Вселенская смазь, огульные перечни, где эсэсовцы соседствуют с диссидентами, не к лицу юристу. Такие приемы тоже способствовали мифотворчеству, позволяли тасовать цифры, манипулировать судьбами.

По мне, Добробабин, если доказано отсутствие у него тяжких преступлений, заслуживает реабилитации. Но не заслуживает звания Героя Советского Союза. Об этом и следовало бы сказать во всеуслышание, признав подвиг двадцати восьми мифом и воздав должное павшим в боях.

Наши СМИ, быть может, усвоят простую истину: вранье к добру не приводит, а зло от него почти неизбежно.

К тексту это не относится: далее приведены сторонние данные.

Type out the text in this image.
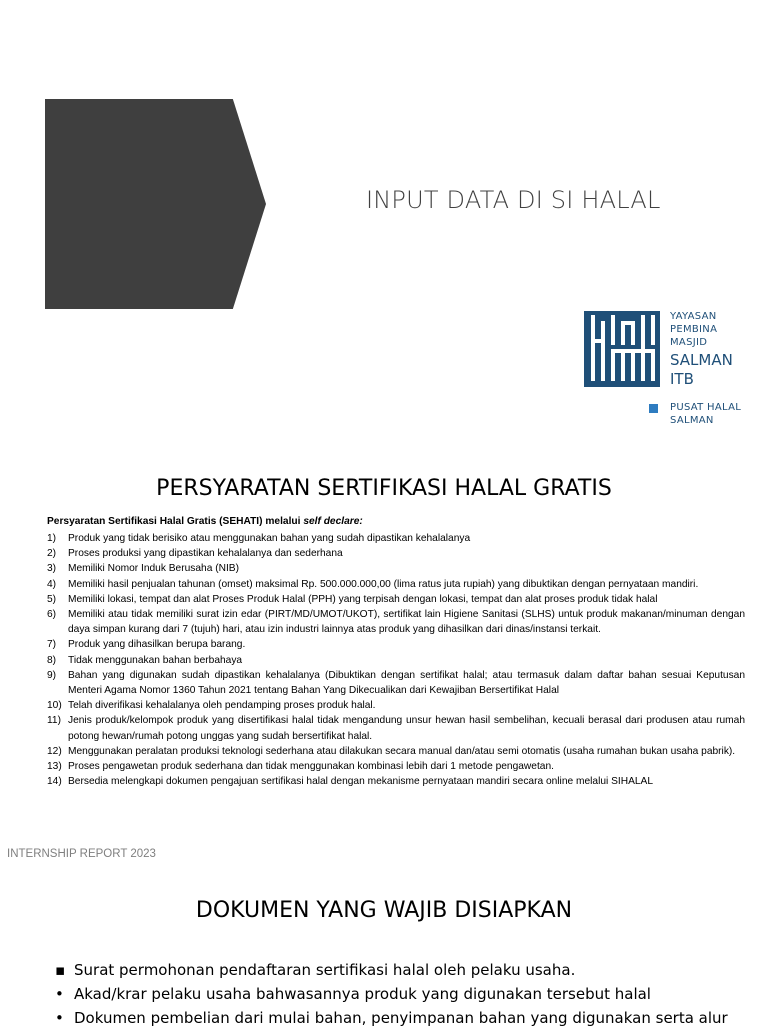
INPUT DATA DI SI HALAL
YAYASAN
PEMBINA
MASJID
SALMAN
ITB
PUSAT HALAL
SALMAN
PERSYARATAN SERTIFIKASI HALAL GRATIS
Persyaratan Sertifikasi Halal Gratis (SEHATI) melalui self declare:
1) Produk yang tidak berisiko atau menggunakan bahan yang sudah dipastikan kehalalanya
2) Proses produksi yang dipastikan kehalalanya dan sederhana
3) Memiliki Nomor Induk Berusaha (NIB)
4) Memiliki hasil penjualan tahunan (omset) maksimal Rp. 500.000.000,00 (lima ratus juta rupiah) yang dibuktikan dengan pernyataan mandiri.
5) Memiliki lokasi, tempat dan alat Proses Produk Halal (PPH) yang terpisah dengan lokasi, tempat dan alat proses produk tidak halal
6) Memiliki atau tidak memiliki surat izin edar (PIRT/MD/UMOT/UKOT), sertifikat lain Higiene Sanitasi (SLHS) untuk produk makanan/minuman dengan daya simpan kurang dari 7 (tujuh) hari, atau izin industri lainnya atas produk yang dihasilkan dari dinas/instansi terkait.
7) Produk yang dihasilkan berupa barang.
8) Tidak menggunakan bahan berbahaya
9) Bahan yang digunakan sudah dipastikan kehalalanya (Dibuktikan dengan sertifikat halal; atau termasuk dalam daftar bahan sesuai Keputusan Menteri Agama Nomor 1360 Tahun 2021 tentang Bahan Yang Dikecualikan dari Kewajiban Bersertifikat Halal
10) Telah diverifikasi kehalalanya oleh pendamping proses produk halal.
11) Jenis produk/kelompok produk yang disertifikasi halal tidak mengandung unsur hewan hasil sembelihan, kecuali berasal dari produsen atau rumah potong hewan/rumah potong unggas yang sudah bersertifikat halal.
12) Menggunakan peralatan produksi teknologi sederhana atau dilakukan secara manual dan/atau semi otomatis (usaha rumahan bukan usaha pabrik).
13) Proses pengawetan produk sederhana dan tidak menggunakan kombinasi lebih dari 1 metode pengawetan.
14) Bersedia melengkapi dokumen pengajuan sertifikasi halal dengan mekanisme pernyataan mandiri secara online melalui SIHALAL
INTERNSHIP REPORT 2023
DOKUMEN YANG WAJIB DISIAPKAN
▪ Surat permohonan pendaftaran sertifikasi halal oleh pelaku usaha.
• Akad/krar pelaku usaha bahwasannya produk yang digunakan tersebut halal
• Dokumen pembelian dari mulai bahan, penyimpanan bahan yang digunakan serta alur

Поэтому,  кстати,  вижу  какие-то  доводы  в  оправдание И. Добробабина, но не вижу — в оправдание В. Резуна-Суворова.

* * *

ХХ век — век торжества и падения грандиозного мифа коммунизма. Он рухнул, как говаривал его адепт, под тяжестью своих преступлений. Правда, имелся в виду другой миф того же века — фашизм. Оба мифа, воплотившись в кровавую реальность, обнаружили свое родство и предопределили собственный крах. Но успели породить множество легенд (“гениальный вождь и учитель”, “бессмертный фюрер”, “нам нет преград”, “тысячелетний рейх”, бред классового либо расового превосходства и другое в том же ошеломляющем духе).

Вера в глобальные мифы позволяла насаждать легенды “местного значения”. Некоторые из них упоминались в настоящих заметках.

Одинаково нелепо преувеличивать и игнорировать мифологию вчерашнего века. Но не слишком разумно верить в уроки, извлекаемые из случившегося на нашу беду. По крайней мере я от этого увольняюсь. Как и от попыток прогнозировать мифологию завтрашнего дня. Сам прогноз такой отдавал бы кощунственной легендой.

Из книги “Отрывной календарь. Записки о времени и странствиях”.

1 Справка-доклад приведена в статье Н. Петрова и О. Эдельман “Новое о советских героях” (“Новый мир”, 1997, № 6, с. 148).

2 Н. П е т р о в, О. Э д е л ь м а н, Новое о советских героях, с. 150—151.